Kanturk Horror Tragic Mark O'Sullivan was shot 'multiple times' in his bedroom, gardai believe
A YOUNG man killed in his bedroom by his father and younger brother during a bitter family inheritance dispute was shot multiple times.
While full ballistic tests are still awaited, it is understood multiple shots were fired in the Assolas farmhouse outside Kanturk where Mark was later found dead.
Gardaí fear the triple tragedy in north Cork last Monday which claimed the lives of Mark O'Sullivan (25), his father Tadhg O'Sullivan (59) and his younger brother, Diarmuid O'Sullivan (23) was a murder-double suicide.
It is also feared that Tadhg and Diarmuid had deliberately planned to confront Mark where he was unable to flee - entering his bedroom before 6.40am.
A personal note later recovered from the body of Diarmuid outlined at length his anguish at the inheritance dispute and the toll it had taken on him and their family.
It is believed the lengthy note was written several hours before the triple shooting, indicating that the attack was fully premeditated.
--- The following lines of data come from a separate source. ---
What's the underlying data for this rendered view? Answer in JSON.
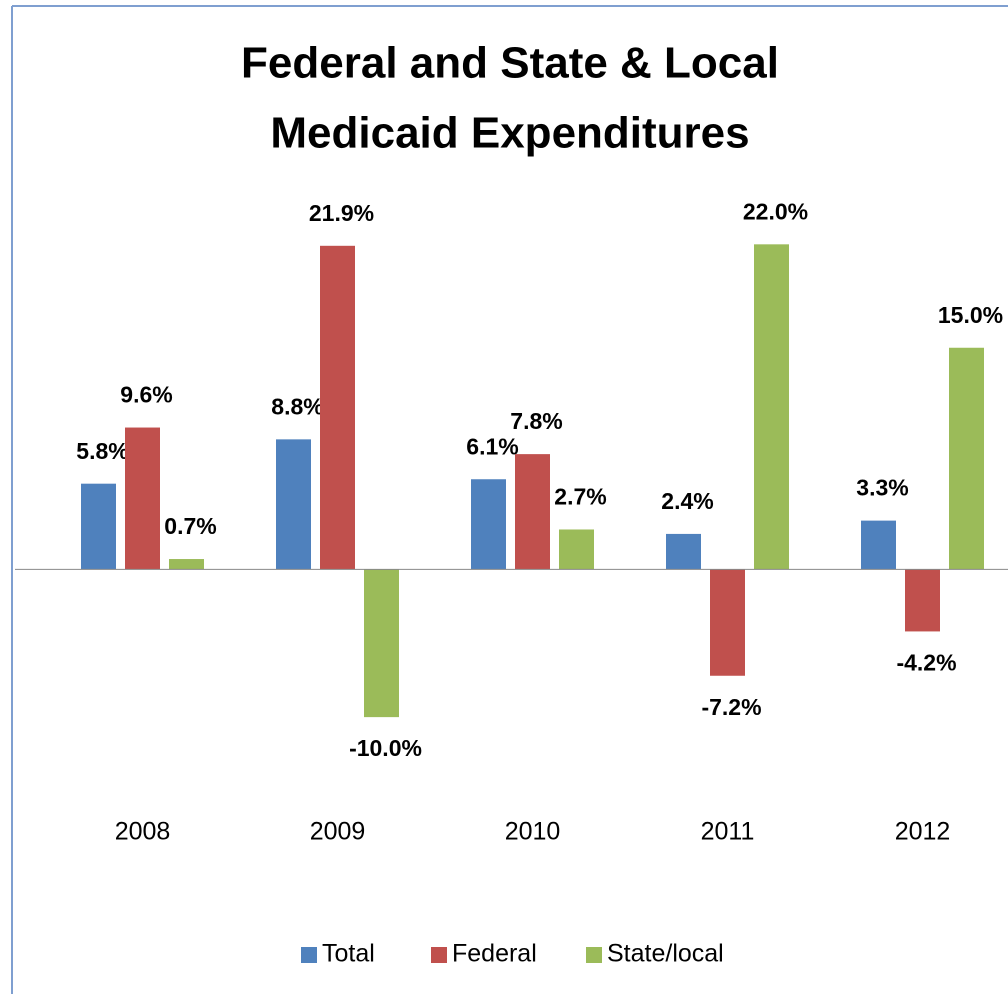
{
  "chart_data": {
    "type": "bar",
    "title": [
      "Federal and State & Local",
      "Medicaid Expenditures"
    ],
    "categories": [
      "2008",
      "2009",
      "2010",
      "2011",
      "2012"
    ],
    "series": [
      {
        "name": "Total",
        "color": "#4f81bd",
        "values": [
          5.8,
          8.8,
          6.1,
          2.4,
          3.3
        ],
        "value_labels": [
          "5.8%",
          "8.8%",
          "6.1%",
          "2.4%",
          "3.3%"
        ]
      },
      {
        "name": "Federal",
        "color": "#c0504d",
        "values": [
          9.6,
          21.9,
          7.8,
          -7.2,
          -4.2
        ],
        "value_labels": [
          "9.6%",
          "21.9%",
          "7.8%",
          "-7.2%",
          "-4.2%"
        ]
      },
      {
        "name": "State/local",
        "color": "#9bbb59",
        "values": [
          0.7,
          -10.0,
          2.7,
          22.0,
          15.0
        ],
        "value_labels": [
          "0.7%",
          "-10.0%",
          "2.7%",
          "22.0%",
          "15.0%"
        ]
      }
    ],
    "ylim": [
      -15,
      25
    ],
    "legend": "bottom"
  }
}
The triple shooting followed escalating tensions within the family after details emerged two weeks ago of a proposed will which was seen to favour Mark with a farm inheritance.
Diarmuid was said to be deeply upset over the proposed terms of the will.
Tadhg was apparently very annoyed at the treatment of his younger son and the failure to reach a compromise over the inheritance.
The final of the three post mortem examinations was completed at Cork University Hospital (CUH) yesterday by Assistant State Pathologist Dr Margaret Bolster.
Gardaí said they are withholding the results of the post mortem examinations for operational reasons.
While detectives are treating the matter as a criminal investigation, they are not looking for anyone else in connection with the incident.
Both Tadhg and Diarmuid died from single gunshot wounds inflicted at close range.
Sources meanwhile indicated Mark sustained multiple gunshot wounds.
Gardaí recovered a total of three legally held weapons at the property and surrounding fields last Monday - a shotgun and two rifles.
It is not believed that the shotgun was discharged.
The two rifles were recovered from beside the bodies of Tadhg and Diarmuid in a field 600 metres from the farmhouse known as 'The Fort'
due to its proximity to an old fairy ring.
All three weapons have now been sent to Dublin for analysis by ballistic experts.
Gardaí hope that the ballistic analysis will assist them with piecing together the precise sequence of tragic events last Monday morning.
A full forensic analysis of the farmhouse and surrounding scene has been completed by Garda Technical Bureau officers.
Mark had been away from the property at Assolas, between Kanturk and Castlemagner, for several days as he brought his mother, Ann (60), to a medical appointment in Dublin.
The 60 year old, a respected nurse based in nearby Mallow, has been battling serious health issues over recent times.
She is now being comforted by relatives and friends. Clergy from both Kanturk and Castlemagner have visited the heartbroken mother.
Legal documentation found in the farmhouse as well as a detailed personal note recovered beside Diarmuid's body added further weight to the Garda theory that the tragedy was linked to a bitter row about the inheritance of a 115 acre local holding.
The note outlined in detail Diarmuid's upset at the inheritance dispute and the personal toll it had taken on him.
It runs to more than a dozen pages and, sources indicated, was left for the attention of his mother.
All three bodies are expected to be shortly released back to the grieving family.
Funeral arrangements have not yet been finalised though they are expected to be strictly private at the request of the family.